Sierra Leone happens to be a country that has been experiencing dreadful climate change effects in recent years. There are a plethora of state and non-state actors that do make varied, and unfortunately not too very successful attempts to mitigate the scourge of climate changes, especially in the provision of water services in the country.
As much as state authorities take primacy in making decisions to enhance the resilience of communities to harmful climate change hazards, ordinary citizens and other organized non-state actors too have been contributing significantly over the years in achieving the desired goal. It has been discovered that the inadequate, if not lack of harmonization of strategies and collaboration among the diverse state and non-state actors makes it daunting to efficiently checkmate the hazardous effects of climate changes in the country. Alarmingly, up to 30% of all Sierra Leonean schools are managed without running water.
Planning, including communication to combat unfavourable climate change effects to water services has been lopsided and disjointed, and so is the implementation of programmes at the community levels. Generally, referencing the AMCOW/WHO/JMP, 57% of the country’s population has access to safe drinking water. Despite serious efforts, Sierra Leone has not been successful in meeting its target to cut by 50% the segment of the population that goes without adequate sanitation and safe drinking water.

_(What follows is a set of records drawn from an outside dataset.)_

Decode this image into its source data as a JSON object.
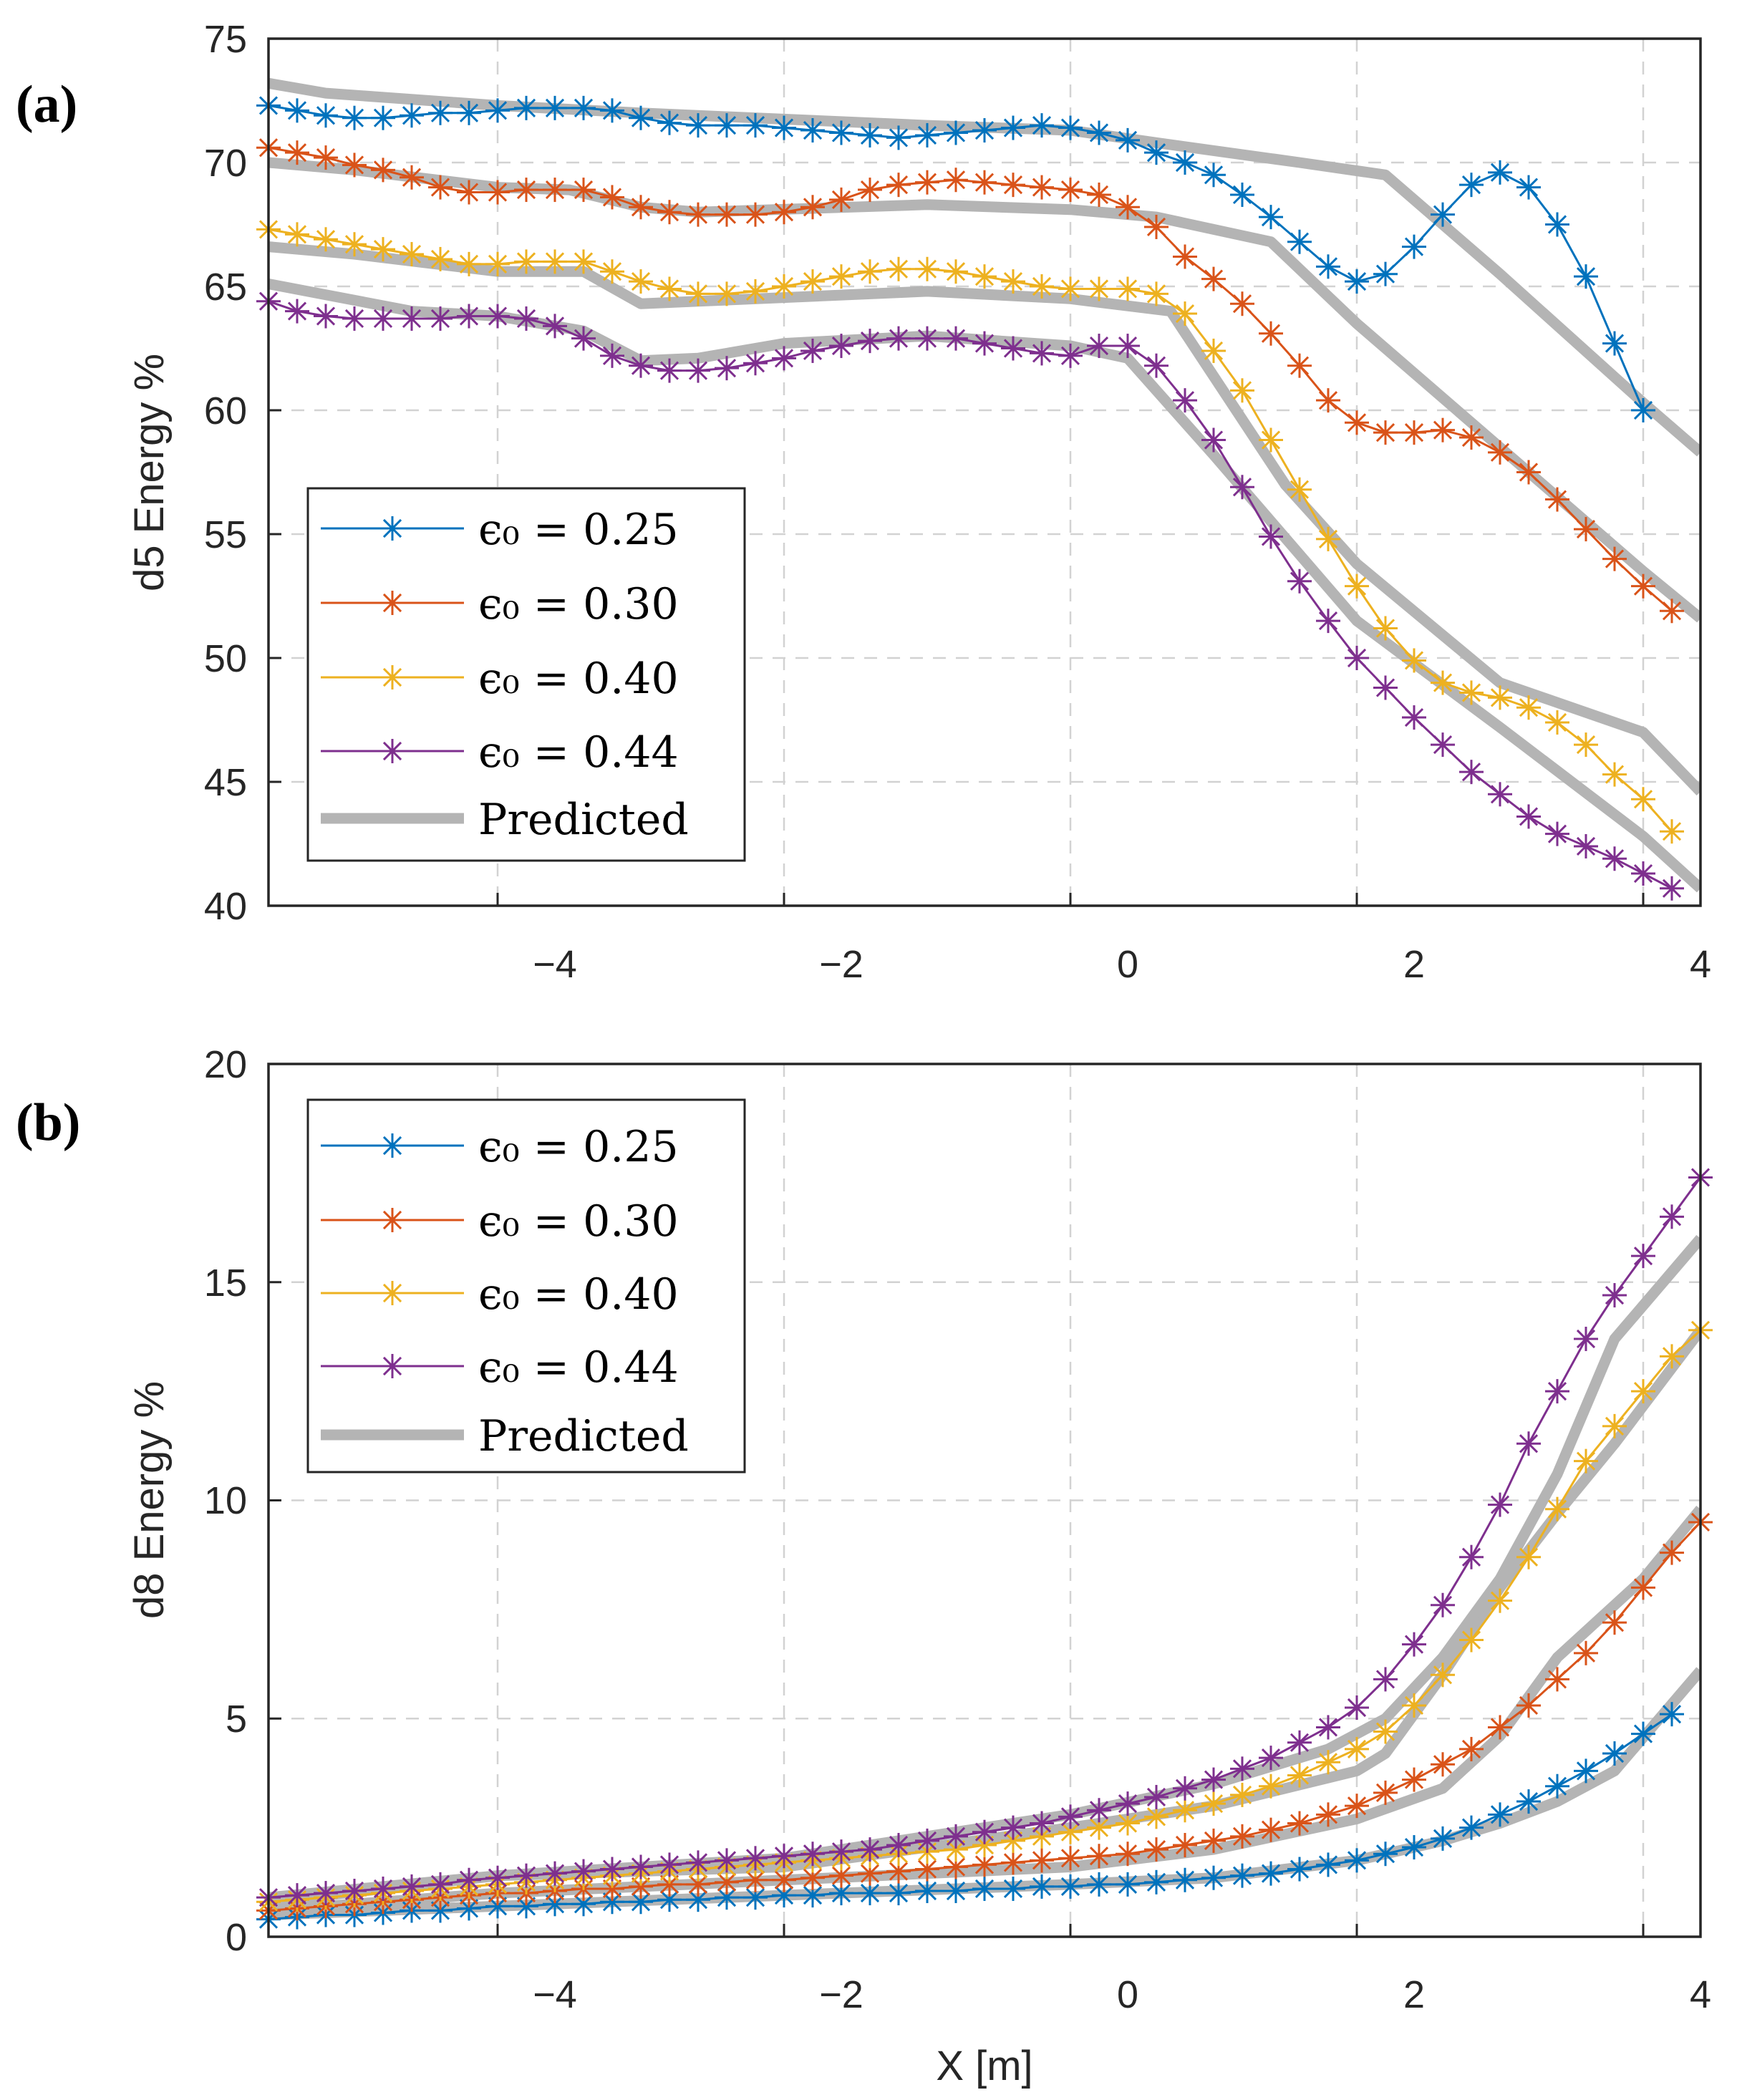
{
  "figure": {
    "colors": {
      "eps_025": "#0072BD",
      "eps_030": "#D95319",
      "eps_040": "#EDB120",
      "eps_044": "#7E2F8E",
      "predicted": "#b4b4b4"
    }
  },
  "chart_data": [
    {
      "type": "line",
      "panel": "(a)",
      "xlabel": "",
      "ylabel": "d5 Energy %",
      "xlim": [
        -5.6,
        4.4
      ],
      "ylim": [
        40,
        75
      ],
      "xticks": [
        -4,
        -2,
        0,
        2,
        4
      ],
      "xtick_labels": [
        "−4",
        "−2",
        "0",
        "2",
        "4"
      ],
      "yticks": [
        40,
        45,
        50,
        55,
        60,
        65,
        70,
        75
      ],
      "ytick_labels": [
        "40",
        "45",
        "50",
        "55",
        "60",
        "65",
        "70",
        "75"
      ],
      "grid": true,
      "legend_location": "bottom-left",
      "x_start": -5.6,
      "x_step": 0.2,
      "series": [
        {
          "name": "ϵ₀ = 0.25",
          "legend_label": "ϵ₀ = 0.25",
          "color": "#0072BD",
          "marker": "asterisk",
          "values": [
            72.3,
            72.1,
            71.9,
            71.8,
            71.8,
            71.9,
            72.0,
            72.0,
            72.1,
            72.2,
            72.2,
            72.2,
            72.1,
            71.8,
            71.6,
            71.5,
            71.5,
            71.5,
            71.4,
            71.3,
            71.2,
            71.1,
            71.0,
            71.1,
            71.2,
            71.3,
            71.4,
            71.5,
            71.4,
            71.2,
            70.9,
            70.4,
            70.0,
            69.5,
            68.7,
            67.8,
            66.8,
            65.8,
            65.2,
            65.5,
            66.6,
            67.9,
            69.1,
            69.6,
            69.0,
            67.5,
            65.4,
            62.7,
            60.0
          ]
        },
        {
          "name": "ϵ₀ = 0.30",
          "legend_label": "ϵ₀ = 0.30",
          "color": "#D95319",
          "marker": "asterisk",
          "values": [
            70.6,
            70.4,
            70.2,
            69.9,
            69.7,
            69.4,
            69.0,
            68.8,
            68.8,
            68.9,
            68.9,
            68.9,
            68.6,
            68.2,
            68.0,
            67.9,
            67.9,
            67.9,
            68.0,
            68.2,
            68.5,
            68.9,
            69.1,
            69.2,
            69.3,
            69.2,
            69.1,
            69.0,
            68.9,
            68.7,
            68.2,
            67.4,
            66.2,
            65.3,
            64.3,
            63.1,
            61.8,
            60.4,
            59.5,
            59.1,
            59.1,
            59.2,
            58.9,
            58.3,
            57.5,
            56.4,
            55.2,
            54.0,
            52.9,
            51.9
          ]
        },
        {
          "name": "ϵ₀ = 0.40",
          "legend_label": "ϵ₀ = 0.40",
          "color": "#EDB120",
          "marker": "asterisk",
          "values": [
            67.3,
            67.1,
            66.9,
            66.7,
            66.5,
            66.3,
            66.1,
            65.9,
            65.9,
            66.0,
            66.0,
            66.0,
            65.6,
            65.2,
            64.9,
            64.7,
            64.7,
            64.8,
            65.0,
            65.2,
            65.4,
            65.6,
            65.7,
            65.7,
            65.6,
            65.4,
            65.2,
            65.0,
            64.9,
            64.9,
            64.9,
            64.7,
            63.9,
            62.4,
            60.8,
            58.8,
            56.8,
            54.8,
            52.9,
            51.2,
            49.9,
            49.0,
            48.6,
            48.4,
            48.0,
            47.4,
            46.5,
            45.3,
            44.3,
            43.0
          ]
        },
        {
          "name": "ϵ₀ = 0.44",
          "legend_label": "ϵ₀ = 0.44",
          "color": "#7E2F8E",
          "marker": "asterisk",
          "values": [
            64.4,
            64.0,
            63.8,
            63.7,
            63.7,
            63.7,
            63.7,
            63.8,
            63.8,
            63.7,
            63.4,
            62.9,
            62.2,
            61.8,
            61.6,
            61.6,
            61.7,
            61.9,
            62.1,
            62.4,
            62.6,
            62.8,
            62.9,
            62.9,
            62.9,
            62.7,
            62.5,
            62.3,
            62.2,
            62.6,
            62.6,
            61.8,
            60.4,
            58.8,
            56.9,
            54.9,
            53.1,
            51.5,
            50.0,
            48.8,
            47.6,
            46.5,
            45.4,
            44.5,
            43.6,
            42.9,
            42.4,
            41.9,
            41.3,
            40.7
          ]
        },
        {
          "name": "Predicted (ϵ₀ = 0.25)",
          "legend_label": "Predicted",
          "color": "#b4b4b4",
          "style": "thick",
          "x": [
            -5.6,
            -5.2,
            -4.0,
            -3.0,
            -1.0,
            0.0,
            0.6,
            1.6,
            2.2,
            3.0,
            4.0,
            4.4
          ],
          "values": [
            73.2,
            72.8,
            72.3,
            72.0,
            71.5,
            71.3,
            70.8,
            70.0,
            69.5,
            65.5,
            60.3,
            58.3
          ]
        },
        {
          "name": "Predicted (ϵ₀ = 0.30)",
          "color": "#b4b4b4",
          "style": "thick",
          "x": [
            -5.6,
            -5.0,
            -4.0,
            -3.5,
            -3.0,
            -2.6,
            -1.0,
            0.0,
            0.6,
            1.4,
            2.0,
            3.0,
            4.0,
            4.4
          ],
          "values": [
            70.0,
            69.7,
            69.0,
            68.9,
            68.2,
            68.0,
            68.3,
            68.1,
            67.8,
            66.8,
            63.5,
            58.5,
            53.5,
            51.6
          ]
        },
        {
          "name": "Predicted (ϵ₀ = 0.40)",
          "color": "#b4b4b4",
          "style": "thick",
          "x": [
            -5.6,
            -5.0,
            -4.0,
            -3.4,
            -3.0,
            -2.6,
            -1.0,
            0.0,
            0.7,
            1.5,
            2.0,
            3.0,
            4.0,
            4.4
          ],
          "values": [
            66.6,
            66.3,
            65.6,
            65.6,
            64.3,
            64.4,
            64.8,
            64.5,
            64.0,
            57.0,
            53.8,
            49.0,
            47.0,
            44.6
          ]
        },
        {
          "name": "Predicted (ϵ₀ = 0.44)",
          "color": "#b4b4b4",
          "style": "thick",
          "x": [
            -5.6,
            -4.6,
            -4.0,
            -3.4,
            -3.0,
            -2.6,
            -2.0,
            -1.0,
            0.0,
            0.4,
            1.0,
            2.0,
            3.0,
            4.0,
            4.4
          ],
          "values": [
            65.1,
            64.0,
            63.8,
            63.2,
            62.0,
            62.1,
            62.7,
            63.0,
            62.6,
            62.1,
            58.2,
            51.5,
            47.2,
            42.8,
            40.7
          ]
        }
      ]
    },
    {
      "type": "line",
      "panel": "(b)",
      "xlabel": "X [m]",
      "ylabel": "d8 Energy %",
      "xlim": [
        -5.6,
        4.4
      ],
      "ylim": [
        0,
        20
      ],
      "xticks": [
        -4,
        -2,
        0,
        2,
        4
      ],
      "xtick_labels": [
        "−4",
        "−2",
        "0",
        "2",
        "4"
      ],
      "yticks": [
        0,
        5,
        10,
        15,
        20
      ],
      "ytick_labels": [
        "0",
        "5",
        "10",
        "15",
        "20"
      ],
      "grid": true,
      "legend_location": "top-left",
      "x_start": -5.6,
      "x_step": 0.2,
      "series": [
        {
          "name": "ϵ₀ = 0.25",
          "legend_label": "ϵ₀ = 0.25",
          "color": "#0072BD",
          "marker": "asterisk",
          "values": [
            0.4,
            0.45,
            0.5,
            0.5,
            0.55,
            0.6,
            0.6,
            0.65,
            0.7,
            0.7,
            0.75,
            0.75,
            0.8,
            0.8,
            0.85,
            0.85,
            0.9,
            0.9,
            0.95,
            0.95,
            1.0,
            1.0,
            1.0,
            1.05,
            1.05,
            1.1,
            1.1,
            1.15,
            1.15,
            1.2,
            1.2,
            1.25,
            1.3,
            1.35,
            1.4,
            1.45,
            1.55,
            1.65,
            1.75,
            1.9,
            2.05,
            2.25,
            2.5,
            2.8,
            3.1,
            3.45,
            3.8,
            4.2,
            4.65,
            5.1
          ]
        },
        {
          "name": "ϵ₀ = 0.30",
          "legend_label": "ϵ₀ = 0.30",
          "color": "#D95319",
          "marker": "asterisk",
          "values": [
            0.6,
            0.65,
            0.7,
            0.75,
            0.8,
            0.85,
            0.9,
            0.95,
            1.0,
            1.0,
            1.05,
            1.1,
            1.1,
            1.15,
            1.2,
            1.2,
            1.25,
            1.3,
            1.3,
            1.35,
            1.4,
            1.45,
            1.5,
            1.55,
            1.6,
            1.65,
            1.7,
            1.75,
            1.8,
            1.85,
            1.9,
            2.0,
            2.1,
            2.2,
            2.3,
            2.45,
            2.6,
            2.8,
            3.0,
            3.3,
            3.6,
            3.95,
            4.3,
            4.8,
            5.3,
            5.9,
            6.5,
            7.2,
            8.0,
            8.8,
            9.5
          ]
        },
        {
          "name": "ϵ₀ = 0.40",
          "legend_label": "ϵ₀ = 0.40",
          "color": "#EDB120",
          "marker": "asterisk",
          "values": [
            0.8,
            0.85,
            0.9,
            0.95,
            1.0,
            1.05,
            1.1,
            1.15,
            1.2,
            1.25,
            1.3,
            1.35,
            1.4,
            1.45,
            1.5,
            1.55,
            1.6,
            1.65,
            1.7,
            1.75,
            1.8,
            1.85,
            1.9,
            1.95,
            2.0,
            2.1,
            2.2,
            2.3,
            2.4,
            2.5,
            2.6,
            2.75,
            2.9,
            3.05,
            3.25,
            3.45,
            3.7,
            4.0,
            4.3,
            4.7,
            5.3,
            6.0,
            6.8,
            7.7,
            8.7,
            9.8,
            10.9,
            11.7,
            12.5,
            13.3,
            13.9
          ]
        },
        {
          "name": "ϵ₀ = 0.44",
          "legend_label": "ϵ₀ = 0.44",
          "color": "#7E2F8E",
          "marker": "asterisk",
          "values": [
            0.9,
            0.95,
            1.0,
            1.05,
            1.1,
            1.15,
            1.2,
            1.3,
            1.35,
            1.4,
            1.45,
            1.5,
            1.55,
            1.6,
            1.65,
            1.7,
            1.75,
            1.8,
            1.85,
            1.9,
            1.95,
            2.0,
            2.1,
            2.2,
            2.3,
            2.4,
            2.5,
            2.6,
            2.75,
            2.9,
            3.05,
            3.2,
            3.4,
            3.6,
            3.85,
            4.1,
            4.45,
            4.8,
            5.25,
            5.9,
            6.7,
            7.6,
            8.7,
            9.9,
            11.3,
            12.5,
            13.7,
            14.7,
            15.6,
            16.5,
            17.4
          ]
        },
        {
          "name": "Predicted (ϵ₀ = 0.25)",
          "legend_label": "Predicted",
          "color": "#b4b4b4",
          "style": "thick",
          "x": [
            -5.6,
            -4.0,
            -2.0,
            0.0,
            1.0,
            2.0,
            2.6,
            3.0,
            3.4,
            3.8,
            4.4
          ],
          "values": [
            0.5,
            0.7,
            0.95,
            1.2,
            1.35,
            1.75,
            2.2,
            2.6,
            3.1,
            3.8,
            6.1
          ]
        },
        {
          "name": "Predicted (ϵ₀ = 0.30)",
          "color": "#b4b4b4",
          "style": "thick",
          "x": [
            -5.6,
            -4.0,
            -2.0,
            0.0,
            1.0,
            2.0,
            2.6,
            3.0,
            3.4,
            4.0,
            4.4
          ],
          "values": [
            0.6,
            1.0,
            1.3,
            1.6,
            2.0,
            2.7,
            3.4,
            4.6,
            6.4,
            8.2,
            9.8
          ]
        },
        {
          "name": "Predicted (ϵ₀ = 0.40)",
          "color": "#b4b4b4",
          "style": "thick",
          "x": [
            -5.6,
            -4.0,
            -2.0,
            0.0,
            1.0,
            2.0,
            2.2,
            2.6,
            3.0,
            3.4,
            3.8,
            4.4
          ],
          "values": [
            0.8,
            1.4,
            1.6,
            2.5,
            3.0,
            3.8,
            4.2,
            6.0,
            8.0,
            9.7,
            11.3,
            13.9
          ]
        },
        {
          "name": "Predicted (ϵ₀ = 0.44)",
          "color": "#b4b4b4",
          "style": "thick",
          "x": [
            -5.6,
            -4.0,
            -2.0,
            0.0,
            1.0,
            1.8,
            2.2,
            2.6,
            3.0,
            3.4,
            3.8,
            4.4
          ],
          "values": [
            0.9,
            1.4,
            1.8,
            2.8,
            3.5,
            4.3,
            5.0,
            6.4,
            8.2,
            10.6,
            13.7,
            16.0
          ]
        }
      ]
    }
  ]
}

To further show the density of the water crisis, in a study undertaken by WASH-Net, Ministry of Water Resources, Freetown WASH Consortium and Guma Valley Water Company, of a total of 19 water catchment areas explored, all have been defiled/poached by citizens for cultivation and construction purposes. It gets frightening to realise that 79% of these water catchment areas have dried up; 59% have been lost to construction of houses, cultivation, and timber logging; The Water Sanitation and Hygiene Network (WASH-Net) 2014 report records that an alarming 14% of all children who die under five years is as a consequence of water related diseases like diarrhea.
This project strives to hone the capacities of the various state and non-state actors on what is practically required to do to stem the bad effects of climate changes to water services provision, and to also foster synergies and healthy information sharing and cooperation amongst them to achieve the objectives of the project. The relevant climate change and water services state and non-state institutions would be strengthened; the full awareness of all the actors raised on adaptive climate change measures; and a better working relationships forged – all with the intention of putting the effects of climate change to water services provisions in check.